Il m’aura fallu affronter un début d’hiver et son cortège des jours gris, de jours qui s’étirent et sa fatigue qui attaque le corps, laisse les désirs s‘envoler comme peau de chagrin. Il aura fallu l’accalmie d’un brouillard moins plombant, un rouge fugace d’un soir de décembre, un bit musical sonore quand la raison fout le camp, une possible pause dans la tête, un isolement volontaire, une jambe qui traine sa souffrance quand le corps ne peut plus avancer, un moi en moi, un temps pour moi.
Il m’aura fallu ce temps. L’éloignement pour retirer les vêtements parasitaires, les manques, les pertes et les mouvements. S’éloigner pour explorer, faire d’une lecture, ses mots, revenir à la source, à la métamorphose, aux désirs, à ce qui se niche dans les quelques centimètres carrés d’un corps. S’éloigner des pulsions et des jeux de mains, jeux de vilains.
Il aura fallu ce temps. Le temps des désordres et de leurs contraires. Retrouver l’encre. Elles. Marque blanche, écriture blanche, sang, veine. Ces autrices, écrivaines, femmes qui ouvrent entrailles et cicatrices, épuisements et pertes, jettent couteaux et pinceaux, dépression et douleur, s’attèlent à la feuille et aux mots. Celles qui se foutent à poil devant la souffrance, le bonheur, la douleur, l’incompréhension, la compréhension, la jouissance, la colère, la résilience, la douceur. Poursuivre de la main, le travail du ventre, des soirs, nuits et matins. Ecrire pour tenir, revenir, faire face aux vides, aux vertiges et déséquilibres. Ecrire. Au plus proche de soi. Au plus proche de son désir.

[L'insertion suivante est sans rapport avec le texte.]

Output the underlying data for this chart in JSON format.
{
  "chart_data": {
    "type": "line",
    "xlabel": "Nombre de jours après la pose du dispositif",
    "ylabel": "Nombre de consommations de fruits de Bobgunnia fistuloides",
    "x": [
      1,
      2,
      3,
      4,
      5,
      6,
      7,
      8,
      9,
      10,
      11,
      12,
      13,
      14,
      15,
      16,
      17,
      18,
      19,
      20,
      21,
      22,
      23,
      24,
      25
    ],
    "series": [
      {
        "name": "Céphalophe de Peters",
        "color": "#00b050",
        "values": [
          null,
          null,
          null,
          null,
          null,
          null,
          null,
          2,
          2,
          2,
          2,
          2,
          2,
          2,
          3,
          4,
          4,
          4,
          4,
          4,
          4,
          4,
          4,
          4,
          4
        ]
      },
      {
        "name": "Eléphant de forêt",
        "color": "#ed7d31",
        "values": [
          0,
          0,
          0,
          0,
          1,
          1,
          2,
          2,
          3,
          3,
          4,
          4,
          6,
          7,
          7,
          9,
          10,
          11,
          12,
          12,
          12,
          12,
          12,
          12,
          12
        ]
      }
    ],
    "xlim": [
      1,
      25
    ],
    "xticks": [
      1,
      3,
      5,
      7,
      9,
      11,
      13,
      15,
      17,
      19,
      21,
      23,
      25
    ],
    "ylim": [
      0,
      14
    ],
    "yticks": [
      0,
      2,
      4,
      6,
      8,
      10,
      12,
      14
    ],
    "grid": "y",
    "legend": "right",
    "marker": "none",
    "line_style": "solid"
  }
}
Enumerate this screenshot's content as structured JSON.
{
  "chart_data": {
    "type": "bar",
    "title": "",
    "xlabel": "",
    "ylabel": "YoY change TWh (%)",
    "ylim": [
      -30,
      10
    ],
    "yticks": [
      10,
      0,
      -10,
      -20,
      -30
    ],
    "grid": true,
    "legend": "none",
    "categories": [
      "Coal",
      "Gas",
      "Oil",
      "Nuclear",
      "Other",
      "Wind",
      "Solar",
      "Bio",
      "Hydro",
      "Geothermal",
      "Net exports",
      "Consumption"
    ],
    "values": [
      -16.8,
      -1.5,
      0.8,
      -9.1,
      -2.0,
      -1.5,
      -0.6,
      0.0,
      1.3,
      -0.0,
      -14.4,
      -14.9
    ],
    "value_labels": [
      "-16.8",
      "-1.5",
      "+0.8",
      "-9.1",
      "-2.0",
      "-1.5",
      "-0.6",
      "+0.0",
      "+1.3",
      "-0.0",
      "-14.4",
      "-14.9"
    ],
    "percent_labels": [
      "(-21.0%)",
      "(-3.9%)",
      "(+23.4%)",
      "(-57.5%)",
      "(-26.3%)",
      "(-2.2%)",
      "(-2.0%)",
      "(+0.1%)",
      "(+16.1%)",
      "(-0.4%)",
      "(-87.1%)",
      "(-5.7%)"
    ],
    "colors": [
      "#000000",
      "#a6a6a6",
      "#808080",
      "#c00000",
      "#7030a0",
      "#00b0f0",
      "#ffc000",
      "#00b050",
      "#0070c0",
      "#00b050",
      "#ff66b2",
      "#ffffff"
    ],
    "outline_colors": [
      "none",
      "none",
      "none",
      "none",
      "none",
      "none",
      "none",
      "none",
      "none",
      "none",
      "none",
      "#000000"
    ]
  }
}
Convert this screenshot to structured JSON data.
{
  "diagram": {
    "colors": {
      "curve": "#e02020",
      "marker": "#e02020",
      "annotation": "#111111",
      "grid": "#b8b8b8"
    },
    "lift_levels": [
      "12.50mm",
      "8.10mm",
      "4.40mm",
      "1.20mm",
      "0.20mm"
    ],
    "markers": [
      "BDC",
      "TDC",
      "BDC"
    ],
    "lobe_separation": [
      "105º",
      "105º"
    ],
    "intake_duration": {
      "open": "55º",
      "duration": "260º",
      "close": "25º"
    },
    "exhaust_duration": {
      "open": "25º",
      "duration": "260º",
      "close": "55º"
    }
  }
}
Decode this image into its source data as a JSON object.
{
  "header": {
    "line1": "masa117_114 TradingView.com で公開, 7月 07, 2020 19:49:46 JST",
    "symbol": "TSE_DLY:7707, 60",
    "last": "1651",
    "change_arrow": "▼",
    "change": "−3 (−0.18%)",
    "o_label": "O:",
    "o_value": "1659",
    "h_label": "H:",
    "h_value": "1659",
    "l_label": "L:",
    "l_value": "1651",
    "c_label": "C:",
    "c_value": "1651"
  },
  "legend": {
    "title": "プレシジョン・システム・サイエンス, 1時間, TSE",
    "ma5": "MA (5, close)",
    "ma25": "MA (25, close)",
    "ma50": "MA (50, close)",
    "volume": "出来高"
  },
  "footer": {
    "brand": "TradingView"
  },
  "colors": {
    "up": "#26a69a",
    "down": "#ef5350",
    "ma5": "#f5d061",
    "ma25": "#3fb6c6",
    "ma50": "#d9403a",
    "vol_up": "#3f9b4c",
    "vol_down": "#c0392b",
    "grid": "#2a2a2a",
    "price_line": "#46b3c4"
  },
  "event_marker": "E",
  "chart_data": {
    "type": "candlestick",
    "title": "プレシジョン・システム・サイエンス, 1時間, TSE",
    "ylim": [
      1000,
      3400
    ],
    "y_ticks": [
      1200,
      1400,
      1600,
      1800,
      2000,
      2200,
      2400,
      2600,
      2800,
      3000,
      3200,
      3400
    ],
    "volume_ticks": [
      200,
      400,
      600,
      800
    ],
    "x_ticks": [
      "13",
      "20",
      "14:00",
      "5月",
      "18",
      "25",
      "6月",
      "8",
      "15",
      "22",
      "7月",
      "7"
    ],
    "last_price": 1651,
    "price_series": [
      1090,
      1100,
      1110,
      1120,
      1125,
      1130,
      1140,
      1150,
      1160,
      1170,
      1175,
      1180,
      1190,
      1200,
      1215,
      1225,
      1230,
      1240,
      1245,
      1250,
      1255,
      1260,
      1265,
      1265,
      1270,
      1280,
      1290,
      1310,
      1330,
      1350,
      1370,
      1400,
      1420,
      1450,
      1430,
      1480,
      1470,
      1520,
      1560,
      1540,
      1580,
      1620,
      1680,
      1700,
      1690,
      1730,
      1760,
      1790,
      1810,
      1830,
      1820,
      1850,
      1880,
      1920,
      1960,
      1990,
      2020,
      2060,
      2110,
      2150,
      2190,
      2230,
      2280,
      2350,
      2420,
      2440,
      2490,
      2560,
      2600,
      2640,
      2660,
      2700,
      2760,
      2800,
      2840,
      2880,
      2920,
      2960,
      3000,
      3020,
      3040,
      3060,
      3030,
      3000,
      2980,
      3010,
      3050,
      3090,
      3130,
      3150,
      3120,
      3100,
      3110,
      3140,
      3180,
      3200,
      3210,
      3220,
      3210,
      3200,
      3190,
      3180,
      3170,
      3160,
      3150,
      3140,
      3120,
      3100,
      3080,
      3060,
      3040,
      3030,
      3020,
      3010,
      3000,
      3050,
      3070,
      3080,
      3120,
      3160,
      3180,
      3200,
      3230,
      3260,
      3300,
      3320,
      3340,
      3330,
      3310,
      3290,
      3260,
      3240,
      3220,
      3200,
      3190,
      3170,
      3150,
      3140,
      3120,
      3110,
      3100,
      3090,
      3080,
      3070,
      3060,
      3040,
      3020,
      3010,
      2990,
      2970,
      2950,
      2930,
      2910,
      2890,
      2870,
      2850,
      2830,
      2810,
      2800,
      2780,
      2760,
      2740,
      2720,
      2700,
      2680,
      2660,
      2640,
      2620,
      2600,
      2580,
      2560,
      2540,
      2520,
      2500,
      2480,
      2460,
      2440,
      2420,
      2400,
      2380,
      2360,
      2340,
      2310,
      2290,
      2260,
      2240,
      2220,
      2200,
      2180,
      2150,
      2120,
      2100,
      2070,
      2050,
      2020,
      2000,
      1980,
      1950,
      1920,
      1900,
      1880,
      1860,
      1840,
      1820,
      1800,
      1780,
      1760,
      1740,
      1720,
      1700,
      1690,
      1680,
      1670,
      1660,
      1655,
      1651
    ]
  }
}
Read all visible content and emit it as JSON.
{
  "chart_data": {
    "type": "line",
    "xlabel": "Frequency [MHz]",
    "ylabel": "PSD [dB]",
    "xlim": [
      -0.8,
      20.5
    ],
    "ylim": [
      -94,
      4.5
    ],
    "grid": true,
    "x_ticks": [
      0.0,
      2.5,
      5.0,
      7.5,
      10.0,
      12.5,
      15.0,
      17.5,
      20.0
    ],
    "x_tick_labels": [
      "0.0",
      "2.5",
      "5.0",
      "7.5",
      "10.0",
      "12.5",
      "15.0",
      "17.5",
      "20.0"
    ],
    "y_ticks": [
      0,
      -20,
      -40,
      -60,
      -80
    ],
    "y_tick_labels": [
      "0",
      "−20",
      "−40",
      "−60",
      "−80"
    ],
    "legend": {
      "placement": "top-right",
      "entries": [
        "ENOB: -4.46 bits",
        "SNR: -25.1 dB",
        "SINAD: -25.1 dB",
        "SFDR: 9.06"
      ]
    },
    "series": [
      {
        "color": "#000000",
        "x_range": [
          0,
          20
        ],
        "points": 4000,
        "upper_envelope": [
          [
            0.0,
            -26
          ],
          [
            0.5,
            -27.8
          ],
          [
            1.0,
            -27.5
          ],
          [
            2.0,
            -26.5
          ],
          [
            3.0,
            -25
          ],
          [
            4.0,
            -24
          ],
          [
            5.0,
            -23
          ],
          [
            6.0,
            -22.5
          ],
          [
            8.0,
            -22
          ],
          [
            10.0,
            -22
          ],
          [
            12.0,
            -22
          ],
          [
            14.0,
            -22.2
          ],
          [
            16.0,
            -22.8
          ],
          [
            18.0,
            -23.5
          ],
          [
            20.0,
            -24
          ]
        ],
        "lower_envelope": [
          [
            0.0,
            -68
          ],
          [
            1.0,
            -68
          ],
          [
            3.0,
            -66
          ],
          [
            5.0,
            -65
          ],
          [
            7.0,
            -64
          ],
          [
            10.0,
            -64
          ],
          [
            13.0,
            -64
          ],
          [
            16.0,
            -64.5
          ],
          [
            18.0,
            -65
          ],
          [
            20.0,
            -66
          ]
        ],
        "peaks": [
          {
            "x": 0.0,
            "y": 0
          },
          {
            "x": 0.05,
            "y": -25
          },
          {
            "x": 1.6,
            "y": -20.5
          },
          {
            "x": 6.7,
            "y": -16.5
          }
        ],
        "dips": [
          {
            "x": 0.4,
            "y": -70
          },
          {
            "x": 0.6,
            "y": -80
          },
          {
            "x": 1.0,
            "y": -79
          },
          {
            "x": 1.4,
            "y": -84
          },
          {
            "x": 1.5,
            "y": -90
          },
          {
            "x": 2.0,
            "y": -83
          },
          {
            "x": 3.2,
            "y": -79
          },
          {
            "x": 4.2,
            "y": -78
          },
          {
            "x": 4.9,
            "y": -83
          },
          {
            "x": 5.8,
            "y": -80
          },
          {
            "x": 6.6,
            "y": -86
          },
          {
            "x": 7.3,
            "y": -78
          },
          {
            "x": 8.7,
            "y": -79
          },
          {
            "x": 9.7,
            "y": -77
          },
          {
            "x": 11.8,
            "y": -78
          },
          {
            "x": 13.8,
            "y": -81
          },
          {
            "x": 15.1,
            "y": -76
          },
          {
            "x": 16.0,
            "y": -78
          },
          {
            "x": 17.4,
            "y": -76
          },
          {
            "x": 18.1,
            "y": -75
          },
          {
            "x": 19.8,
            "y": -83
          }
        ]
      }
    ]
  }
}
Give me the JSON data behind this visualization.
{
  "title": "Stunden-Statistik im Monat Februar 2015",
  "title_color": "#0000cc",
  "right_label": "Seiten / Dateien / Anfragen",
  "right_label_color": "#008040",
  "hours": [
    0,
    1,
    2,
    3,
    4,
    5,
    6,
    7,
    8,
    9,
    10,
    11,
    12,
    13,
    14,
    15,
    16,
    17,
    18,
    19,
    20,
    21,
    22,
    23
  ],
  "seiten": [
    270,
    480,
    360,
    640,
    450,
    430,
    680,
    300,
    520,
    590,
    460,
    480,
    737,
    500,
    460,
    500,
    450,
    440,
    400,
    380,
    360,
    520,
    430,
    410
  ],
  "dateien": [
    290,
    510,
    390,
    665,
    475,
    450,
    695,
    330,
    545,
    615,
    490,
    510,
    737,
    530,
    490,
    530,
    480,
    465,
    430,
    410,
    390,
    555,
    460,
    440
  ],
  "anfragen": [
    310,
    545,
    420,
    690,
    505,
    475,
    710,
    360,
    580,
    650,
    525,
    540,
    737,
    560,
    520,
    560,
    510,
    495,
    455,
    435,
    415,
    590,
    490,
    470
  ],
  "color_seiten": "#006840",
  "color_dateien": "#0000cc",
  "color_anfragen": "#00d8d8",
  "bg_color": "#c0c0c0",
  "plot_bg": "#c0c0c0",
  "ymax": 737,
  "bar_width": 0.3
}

« Le chagrin est un pays de silence. On le croit à tort bruyant et démonstratif, mais c'est la joie qui s'époumone partout où elle passe. Le chagrin, le vrai, commence après les larmes. Le chagrin commence quand on ne sait plus pleurer. »
Ecrire les jours gris passés à l’encre noire épaissie, au flacon sombre indélébile. Ecrire le cri, la colère, la folie, la détresse, le chagrin, la mort. Ecrire l’incompréhensible, les mensonges, les contraires, le feu, les gouffres, les ravins, les silences, les colères, les souvenirs prégnants, les sols qui se dérobent, les soirs dévorants, les corps qui chutent. Ecrire pour rester debout. Encore. Toujours. Dans une course, une danse, une marche. Un corps en mouvements. Ecrire pour tuer ce qu’il y a à tuer : fantômes, hommes, femmes, ennemis, amis, amours, amant, amitié, histoires, poisse et résine, soi. Ecrire et tuer les mythologies et les contes de fées.
Ecrire,
Renaitre, ressusciter, métamorphoser.
Ecrire
Corps, tête, ventre, vie, soi.
Retrouver le désir. Ce qui est là. Dans les creux. Dans le grand. Insatiablement. Tout le temps. Revenir à la tâche, à l’atelier, à l’établi. Raboter, limer, scier, replonger les mains dans la sciure, le cambouis des machines. Dans ce qui fait. Crier, jurer, fuir, verser larmes et silences, détresse et ouragans, épines et épées. Ecrie. Prendre appui sur la feuille, relever tête, dresse corps, ne plus avoir à répondre aux questions, la question, les questions. S’affranchir, être libre.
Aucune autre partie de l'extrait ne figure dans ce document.